Call for Papers: Mythological   Panramas Tracing Distortions and Fictions of Landscape Across Time and Space, Senate House, London, 4th October 2018

compass-146166_6402Keynote: Professor John Wylie (University of Exeter)

In recent decades, the ‘spatial turn’ in critical theory has heralded an increased focus on geographical tensions across the humanities. Considering the nature of spaces and places allows us to elucidate the complex dialectics that lie beneath physical appearances, revealing how locations can become both ‘real-and-imagined’ (Soja, 1996) due to conflicting representations. Landscape is thus an important locus of ideological world creation and contestation. Likewise, mythologising is a tool for political cosmopoesis. This conference aims to analyse the two together to ask how and why a landscape becomes ‘mythological’, and what happens during this process.

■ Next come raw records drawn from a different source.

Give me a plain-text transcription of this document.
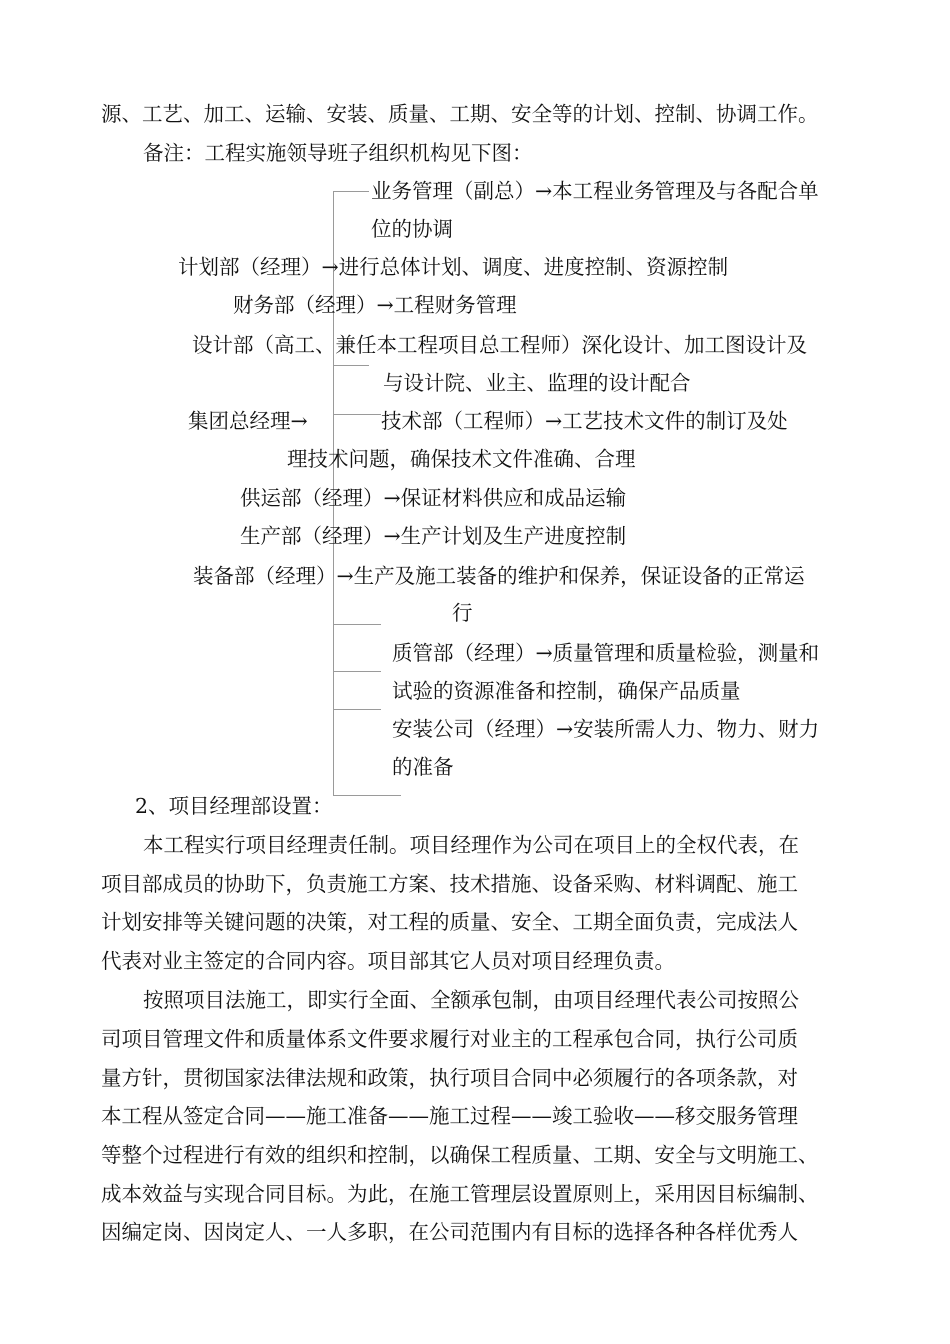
源、工艺、加工、运输、安装、质量、工期、安全等的计划、控制、协调工作。
备注：工程实施领导班子组织机构见下图：
业务管理（副总）→本工程业务管理及与各配合单
位的协调
计划部（经理）→进行总体计划、调度、进度控制、资源控制
财务部（经理）→工程财务管理
设计部（高工、兼任本工程项目总工程师）深化设计、加工图设计及
与设计院、业主、监理的设计配合
集团总经理→	技术部（工程师）→工艺技术文件的制订及处
理技术问题，确保技术文件准确、合理
供运部（经理）→保证材料供应和成品运输
生产部（经理）→生产计划及生产进度控制
装备部（经理）→生产及施工装备的维护和保养，保证设备的正常运
行
质管部（经理）→质量管理和质量检验，测量和
试验的资源准备和控制，确保产品质量
安装公司（经理）→安装所需人力、物力、财力
的准备
2、项目经理部设置：
本工程实行项目经理责任制。项目经理作为公司在项目上的全权代表，在
项目部成员的协助下，负责施工方案、技术措施、设备采购、材料调配、施工
计划安排等关键问题的决策，对工程的质量、安全、工期全面负责，完成法人
代表对业主签定的合同内容。项目部其它人员对项目经理负责。
按照项目法施工，即实行全面、全额承包制，由项目经理代表公司按照公
司项目管理文件和质量体系文件要求履行对业主的工程承包合同，执行公司质
量方针，贯彻国家法律法规和政策，执行项目合同中必须履行的各项条款，对
本工程从签定合同——施工准备——施工过程——竣工验收——移交服务管理
等整个过程进行有效的组织和控制，以确保工程质量、工期、安全与文明施工、
成本效益与实现合同目标。为此，在施工管理层设置原则上，采用因目标编制、
因编定岗、因岗定人、一人多职，在公司范围内有目标的选择各种各样优秀人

Scholars such as Doreen Massey have observed the tendency of spatial theorists to privilege spatiality over temporality (2005). We believe the focus on mythologising, a theme deeply concerned with time, will reintegrate the two, shedding exciting new light on how we inscribe meaning onto space. As a result, this conference will explore the unique spatio-temporal processes by which a landscape is mythologised.

The Mythological Panoramas conference will bring together postgraduate and early career researchers from across the humanities and social sciences to elucidate this complex subject. The theme invites inter-medial and inter-generic dialogue, with mythological landscapes manifest in, to name a few, art, cartography, film, theatre, and literature of various genres.

Approaches and considerations may include, but are not limited to:

  • The materialisation of ephemeral or imagined spaces
  • The narrative impact of landscape on mythological story-telling
  • The psychological impact of mythologised spaces
  • The mythologising effect of the unknown
  • Questions of landscape, reality, and hyperreality
  • How mythological landscapes manifest themselves across diverse media
  • Cartographic imaginations and issues of mapping
  • The geographies of mythology

We welcome abstracts of 300 words for 20 minute papers from graduate students and academics at any career stage. Please also include a 100-word biography in your submission. Abstracts should be sent to mythologicalpanoramas@gmail.com by 7th July, 2018. Successful paper presenters will be notified by the end of July.

Some travel grants of up to £100 will be available for speakers. Please indicate if you would like to be considered for one of these when submitting your abstract.